Selain dari sisi kelahiran, penentuan
kewarganegaraan dapat didasarkan pada aspek perkawinan yang mencakupa asas
kesatuan hukum dan asas persamaan derajat.Asas persamaan hukum didasarkan
pandangan bahwa suami istri adalah suatu ikatan yang tidak terpecahkan sebagai
inti dari masyarakat.Dalam menyelenggarakan kehidupan bersama, suami istri
perlu mencerminkan suatu kesatuan yang bulat termasuk dalam masalah
kewarganegaraan. Berdasarkan asas ini diusahakan ststus kewarganegaraan suami
dan istri adalah sama dan satu.
Penentuan
kewarganegaraan yang berbeda-beda oleh setiap negara dapat menciptakan problem
kewarganegaraan bagi seorang warga.Secara ringkas problem kewarganegaraan
adalah munculnya apatride dan bipatride.Appatride adalah
istilah untuk orang-orang yang tidak memiliki kewarganegaraan.Bipatride adalah
istilah untuk orang-orang yang memiliki kewarganegaraan ganda (rangkap
dua).Bahkan dapat muncul multipatride yaitu istilah untuk orang-orang yang
memiliki kewarganegaraan yang banyak (lebih dari 2).

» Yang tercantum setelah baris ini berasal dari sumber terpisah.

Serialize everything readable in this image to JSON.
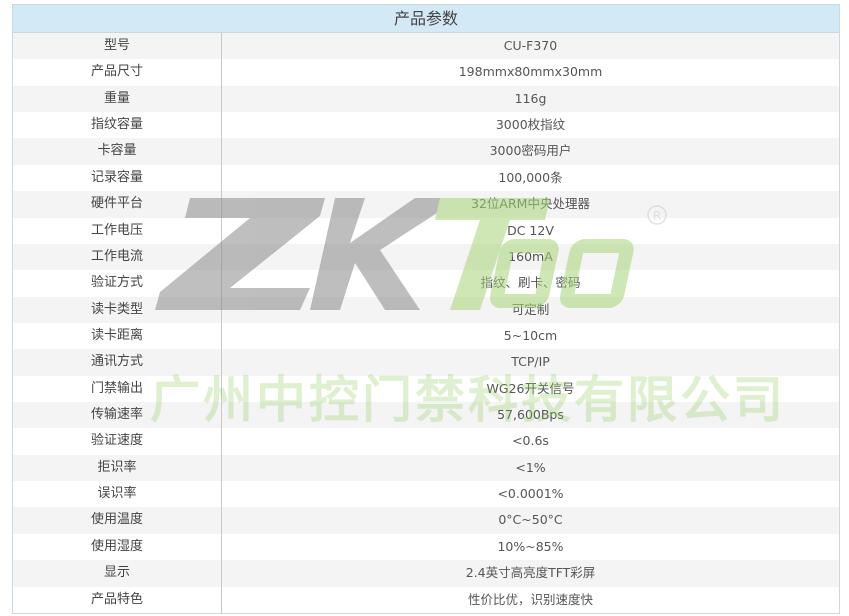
{
  "title": "产品参数",
  "rows": [
    {
      "label": "型号",
      "value": "CU-F370"
    },
    {
      "label": "产品尺寸",
      "value": "198mmx80mmx30mm"
    },
    {
      "label": "重量",
      "value": "116g"
    },
    {
      "label": "指纹容量",
      "value": "3000枚指纹"
    },
    {
      "label": "卡容量",
      "value": "3000密码用户"
    },
    {
      "label": "记录容量",
      "value": "100,000条"
    },
    {
      "label": "硬件平台",
      "value": "32位ARM中央处理器"
    },
    {
      "label": "工作电压",
      "value": "DC 12V"
    },
    {
      "label": "工作电流",
      "value": "160mA"
    },
    {
      "label": "验证方式",
      "value": "指纹、刷卡、密码"
    },
    {
      "label": "读卡类型",
      "value": "可定制"
    },
    {
      "label": "读卡距离",
      "value": "5~10cm"
    },
    {
      "label": "通讯方式",
      "value": "TCP/IP"
    },
    {
      "label": "门禁输出",
      "value": "WG26开关信号"
    },
    {
      "label": "传输速率",
      "value": "57,600Bps"
    },
    {
      "label": "验证速度",
      "value": "<0.6s"
    },
    {
      "label": "拒识率",
      "value": "<1%"
    },
    {
      "label": "误识率",
      "value": "<0.0001%"
    },
    {
      "label": "使用温度",
      "value": "0°C~50°C"
    },
    {
      "label": "使用湿度",
      "value": "10%~85%"
    },
    {
      "label": "显示",
      "value": "2.4英寸高亮度TFT彩屏"
    },
    {
      "label": "产品特色",
      "value": "性价比优，识别速度快"
    }
  ],
  "watermark": {
    "logo": "ZKTeco",
    "company": "广州中控门禁科技有限公司",
    "colors": {
      "gray": "#9a9a9a",
      "green": "#a8d27a"
    }
  }
}
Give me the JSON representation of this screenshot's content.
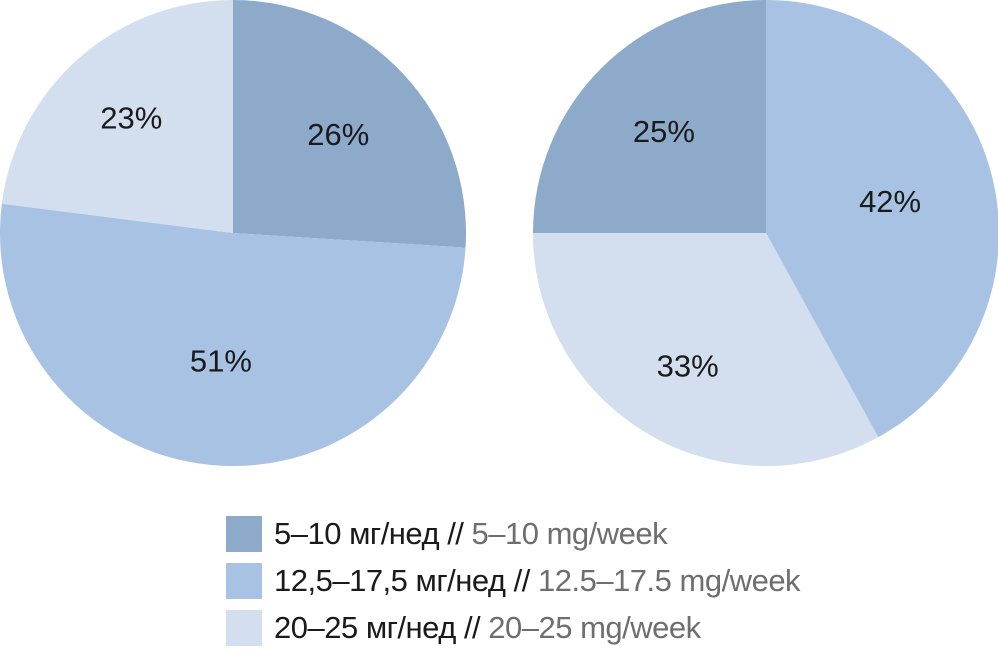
{
  "chart_data": {
    "type": "pie",
    "categories": [
      "5–10 мг/нед // 5–10 mg/week",
      "12,5–17,5 мг/нед // 12.5–17.5 mg/week",
      "20–25 мг/нед // 20–25 mg/week"
    ],
    "colors": [
      "#8eaacb",
      "#a8c2e3",
      "#d3deee"
    ],
    "pies": [
      {
        "values": [
          26,
          51,
          23
        ],
        "labels": [
          "26%",
          "51%",
          "23%"
        ]
      },
      {
        "values": [
          25,
          42,
          33
        ],
        "labels": [
          "25%",
          "42%",
          "33%"
        ]
      }
    ],
    "legend": {
      "placement": "bottom",
      "separator": " // ",
      "items": [
        {
          "ru": "5–10 мг/нед",
          "en": "5–10 mg/week",
          "color": "#8eaacb"
        },
        {
          "ru": "12,5–17,5 мг/нед",
          "en": "12.5–17.5 mg/week",
          "color": "#a8c2e3"
        },
        {
          "ru": "20–25 мг/нед",
          "en": "20–25 mg/week",
          "color": "#d3deee"
        }
      ]
    }
  }
}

D. Undang-Undang yang Mengartur Warga
Negara
Adapun Undang-Undang yang mengatur tentang
warga negara adalah Undang-Undang No.12 Tahun 2006 tentang Kewarganegaraan
Republik Indonesia.Pewarganegaraan adalah tatacara bagi orang asing untuk
memperoleh kewarganegaraan Republik Indonesia melalui permohonan.Dalam Undang-Undang
dinyatakan bahwa kewarganegaraan Republik Indonesia dapat juga diperoleh
memalului pewarganegaraan.
Permohonan
pewarganegaraan dapat diajukan oleh pemohon juika memenuhi persyaratan sebagai
berikut: telah berusia 18 (delapan belas) tahun atau sudah kawin, pada waktu
mengajukan permohonan sudah bertempat tinggal di wilayah negara Republik
Indonesia paling singkat 5 (lima) tahun berturut-turut atau paling singkat 10
(sepuluh) tahun tidak berturut-turut, sehat jasmani dan rohani, dapat berbahasa
Indonesia serta mengakui dasar negara Pancasila dan Undang-Undang Dasar Negara
Republik Indonesia Tahun 1945, tidak pernah dijatuhi pidana karena melakukan
tindak pidana yang diancam dengan pidana penjara 1 (satu) tahun, jika dengan
memperoleh kewarganegaraan Indonesia, tidak menjadi kewarganegaraan ganda,
mempunyai pekerjaan dan/atau berpenghasilan tetap, membayar uang
pewarganegaraan ke Kas Negara.
Hilangnya Kewarganegaraan Indonesia diantaranya; memperoleh
kewarganegaraan lain atas kemauannya sendiri, tidak menolak atau melepaskan
kewarganegaraan lain, sedangkan orang yang bersangkutan mendapat kesempatan
untuk itu, dinyatakan hilang kewarganegaraan oleh Presiden atas permohonannya
sendiri, yang bersangkutan sudah berusia 18 tahun atau sudah kawin, bertempat
tinggal di luar negeri dan dengan dinyatakan hilang kewarganegaraan Republik
Indonesia tidak menjadi tanpa kewarganegaraan, masuk dalam dinas tentara asing
tanpa izin terlebih dahulu dari Presiden, secara sukarela masuk dalam dinas
negara asing, yang jabatan dalam dinas semacam itu di Indonesia sesuai dengan
ketentuan peraturan perundang-undngan hanya dapat dijabat oleh warga negara
Indonesia, secara sukarela mengangkat sumpah atau menyatakan janji setia kepada
negara asing atau bagian dari negara asing tersebut, tidak diwajibkan tapi
turut serta dalam pemilihan sesuatu yangbersifat ketatanegaraan untuk suatu
negara asing, mempunyai paspor atau surat yang bersifat paspor dari negara
asing atau surat yang dapat diartikan sebagai tanda kewarganegaraan yang masih
berlaku dari negara lain atas namanya, bertempat tinggal diluar wilayah negara
republic Indonesia selama 5 (liama0 tahun berturut-turut bukan dalam rangaka
dinas negara, tanpa alas an yang sah dan dengan sngaja tidak menyatakan
keinginannya untuk tetap menjadi Warga Negara Indonedia sebelum jangka waktu
5(liama) tahun itu berakhir dan setiap 5 (lima) tahun berikutnya yang
bersangkutan tidak mengajukan pernytaaan ingin tetap menjadi warga Negara
Indonesia kepada perwakilan RI yang wilayah kerjanya meliputi tempat tinggal
yang bersangkutan padahal perwakilan RI tersebut telah memberitahukan secara
tertulis kepada yang bersangkutan tidak menjadi tanpa kewarganegaraan.